Re: [PATCH 1/3] mm: return the number of pages successfully paged out

From: Andrew Morton
Date: Tue Jan 17 2023 - 19:30:34 EST



I'm all hung up on the naming of everything.

> mm: return the number of pages successfully paged out

This is a vague title - MM is a big place. Perhaps "mm/vmscan: ..."

On Tue, 17 Jan 2023 15:16:30 -0800 Minchan Kim <minchan@xxxxxxxxxx> wrote:

> The reclaim_pages MADV_PAGEOUT uses needs to return the number of
> pages paged-out successfully, not only the number of reclaimed pages
> in the operation because those pages paged-out successfully will be
> reclaimed easily at the memory pressure due to asynchronous writeback
> rotation(i.e., PG_reclaim with folio_rotate_reclaimable).

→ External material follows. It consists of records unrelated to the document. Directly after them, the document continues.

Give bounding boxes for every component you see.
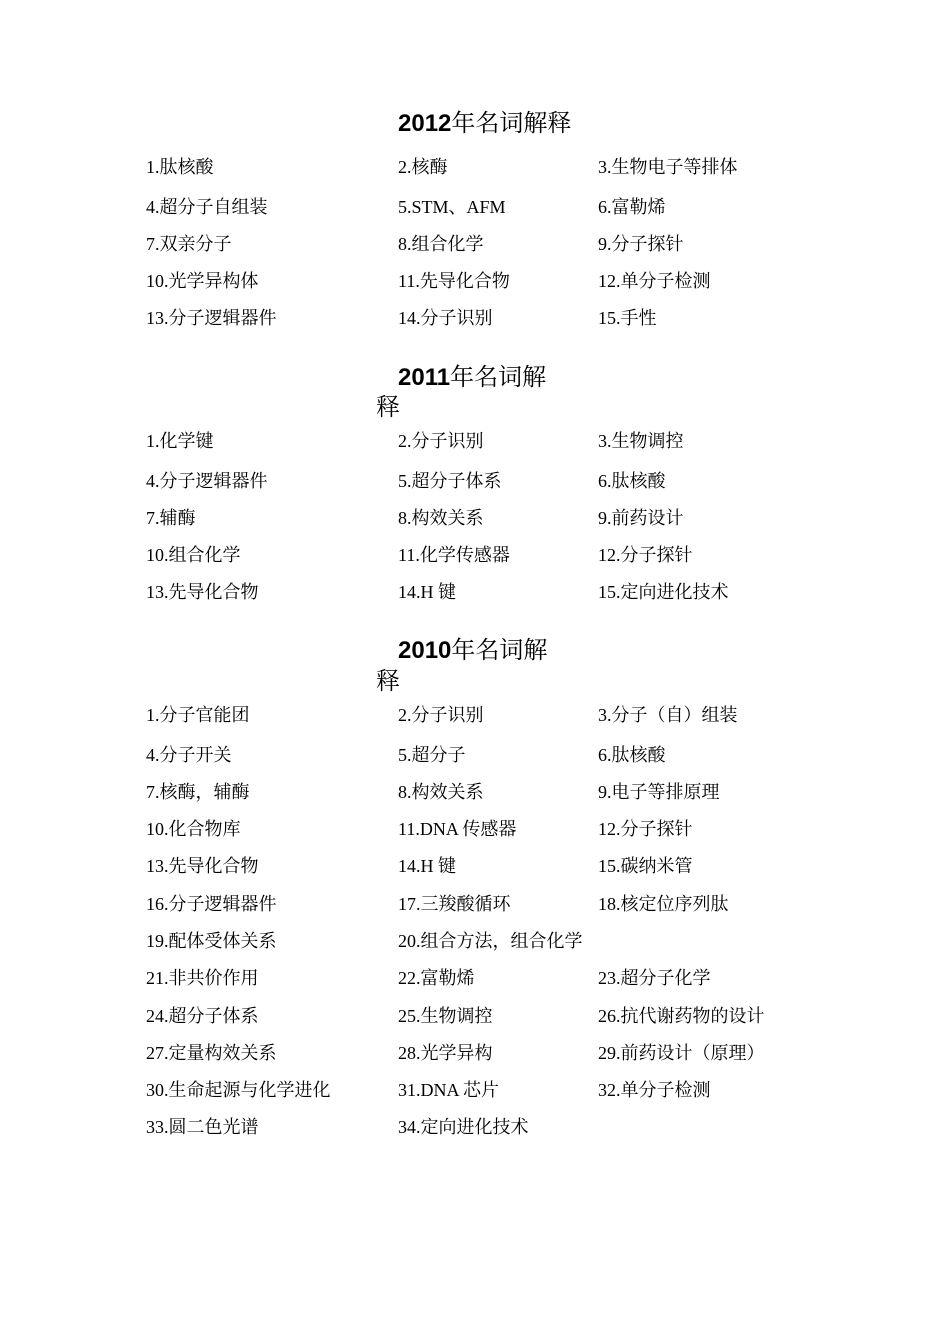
heading-title-wrap: 释: [376, 667, 400, 695]
term-item: 29.前药设计（原理）: [598, 1043, 765, 1063]
section-heading-2011: [398, 362, 546, 393]
term-item: 16.分子逻辑器件: [146, 894, 277, 914]
term-item: 12.分子探针: [598, 545, 693, 565]
term-item: 4.分子开关: [146, 745, 232, 765]
term-row: [0, 889, 950, 919]
term-row: [0, 926, 950, 956]
term-item: 32.单分子检测: [598, 1080, 711, 1100]
term-row: [0, 266, 950, 296]
term-row: [0, 426, 950, 456]
term-row: [0, 814, 950, 844]
term-item: 9.分子探针: [598, 234, 684, 254]
term-item: 1.化学键: [146, 431, 214, 451]
term-row: [0, 303, 950, 333]
term-item: 18.核定位序列肽: [598, 894, 729, 914]
term-item: 14.H 键: [398, 582, 456, 602]
section-heading-2012: [398, 108, 571, 139]
term-item: 11.DNA 传感器: [398, 819, 517, 839]
term-item: 8.构效关系: [398, 508, 484, 528]
term-row: [0, 700, 950, 730]
term-item: 15.定向进化技术: [598, 582, 729, 602]
term-item: 6.肽核酸: [598, 471, 666, 491]
term-item: 6.富勒烯: [598, 197, 666, 217]
heading-year: 2012: [398, 110, 452, 137]
term-item: 9.电子等排原理: [598, 782, 720, 802]
heading-title-wrap: 释: [376, 393, 400, 421]
term-row: [0, 503, 950, 533]
term-item: 5.超分子体系: [398, 471, 502, 491]
term-item: 26.抗代谢药物的设计: [598, 1006, 765, 1026]
term-item: 19.配体受体关系: [146, 931, 277, 951]
term-item: 1.分子官能团: [146, 705, 250, 725]
heading-title: 年名词解: [451, 636, 548, 664]
term-item: 3.生物调控: [598, 431, 684, 451]
term-item: 7.双亲分子: [146, 234, 232, 254]
term-item: 8.构效关系: [398, 782, 484, 802]
term-item: 27.定量构效关系: [146, 1043, 277, 1063]
heading-year: 2010: [398, 637, 452, 664]
term-item: 10.化合物库: [146, 819, 241, 839]
term-item: 28.光学异构: [398, 1043, 493, 1063]
term-item: 22.富勒烯: [398, 968, 475, 988]
heading-title: 年名词解: [450, 363, 547, 391]
term-item: 12.分子探针: [598, 819, 693, 839]
term-row: [0, 963, 950, 993]
term-item: 14.分子识别: [398, 308, 493, 328]
term-item: 31.DNA 芯片: [398, 1080, 500, 1100]
term-row: [0, 577, 950, 607]
term-item: 7.核酶，辅酶: [146, 782, 250, 802]
term-item: 3.分子（自）组装: [598, 705, 738, 725]
term-row: [0, 1038, 950, 1068]
heading-title: 年名词解释: [451, 109, 572, 137]
term-item: 7.辅酶: [146, 508, 196, 528]
term-row: [0, 229, 950, 259]
term-item: 11.化学传感器: [398, 545, 510, 565]
heading-year: 2011: [398, 364, 451, 391]
term-item: 14.H 键: [398, 856, 456, 876]
term-item: 13.先导化合物: [146, 582, 259, 602]
term-item: 9.前药设计: [598, 508, 684, 528]
term-item: 2.核酶: [398, 157, 448, 177]
term-item: 10.光学异构体: [146, 271, 259, 291]
term-row: [0, 1075, 950, 1105]
term-item: 3.生物电子等排体: [598, 157, 738, 177]
term-item: 4.分子逻辑器件: [146, 471, 268, 491]
term-item: 23.超分子化学: [598, 968, 711, 988]
term-item: 15.手性: [598, 308, 657, 328]
term-row: [0, 466, 950, 496]
term-item: 21.非共价作用: [146, 968, 259, 988]
term-item: 13.分子逻辑器件: [146, 308, 277, 328]
term-item: 24.超分子体系: [146, 1006, 259, 1026]
term-item: 20.组合方法，组合化学: [398, 931, 583, 951]
term-item: 34.定向进化技术: [398, 1117, 529, 1137]
term-row: [0, 192, 950, 222]
term-row: [0, 740, 950, 770]
term-row: [0, 1112, 950, 1142]
term-item: 2.分子识别: [398, 705, 484, 725]
term-item: 15.碳纳米管: [598, 856, 693, 876]
term-row: [0, 851, 950, 881]
section-heading-2010: [398, 635, 547, 666]
term-item: 33.圆二色光谱: [146, 1117, 259, 1137]
term-item: 11.先导化合物: [398, 271, 510, 291]
term-item: 30.生命起源与化学进化: [146, 1080, 331, 1100]
term-item: 13.先导化合物: [146, 856, 259, 876]
term-item: 8.组合化学: [398, 234, 484, 254]
term-item: 10.组合化学: [146, 545, 241, 565]
term-item: 1.肽核酸: [146, 157, 214, 177]
term-row: [0, 777, 950, 807]
term-item: 6.肽核酸: [598, 745, 666, 765]
term-item: 2.分子识别: [398, 431, 484, 451]
term-item: 4.超分子自组装: [146, 197, 268, 217]
term-item: 25.生物调控: [398, 1006, 493, 1026]
term-item: 5.超分子: [398, 745, 466, 765]
term-item: 5.STM、AFM: [398, 197, 506, 217]
term-row: [0, 1001, 950, 1031]
term-item: 17.三羧酸循环: [398, 894, 511, 914]
term-row: [0, 540, 950, 570]
term-item: 12.单分子检测: [598, 271, 711, 291]
term-row: [0, 152, 950, 182]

So... what does "paged out" actually mean? "writeback to backing
store was initiated"? From an application's point of view it means "no
longer in page tables needs a fault to get it back", no?

> This patch renames the reclaim_pages with paging_out(with hope that

"page_out" or "pageout" would be better than "paging_out".

> it's clear from operation point of view) and then adds a additional
> stat in reclaim_stat to represent the number of paged-out but kept
> in the memory for rotation on writeback completion.

So it's the number of pages against which we have initiated writeback.
Why not call it "nr_writeback" or similar?

> With that stat, madvise_pageout can know how many pages were paged-out
> successfully as well as reclaimed. The return value will be used for
> statistics in next patch.
>
> ...
>
> -unsigned long reclaim_pages(struct list_head *folio_list)
> +/*
> + * paging_out - reclaim clean pages and write dirty pages into storage
> + * @folio_list: pages for paging out
> + *
> + * paging_out() writes dirty pages to backing storage and/or reclaim
> + * clean pages from memory. Returns the number of written/reclaimed pages.

s/reclaim/reclaims/

"and/or" it vague - just "or", I think.

"written/reclaimed" is vague. "number of reclaimed pages plus the
number of pages against which writeback was initiated" is precise.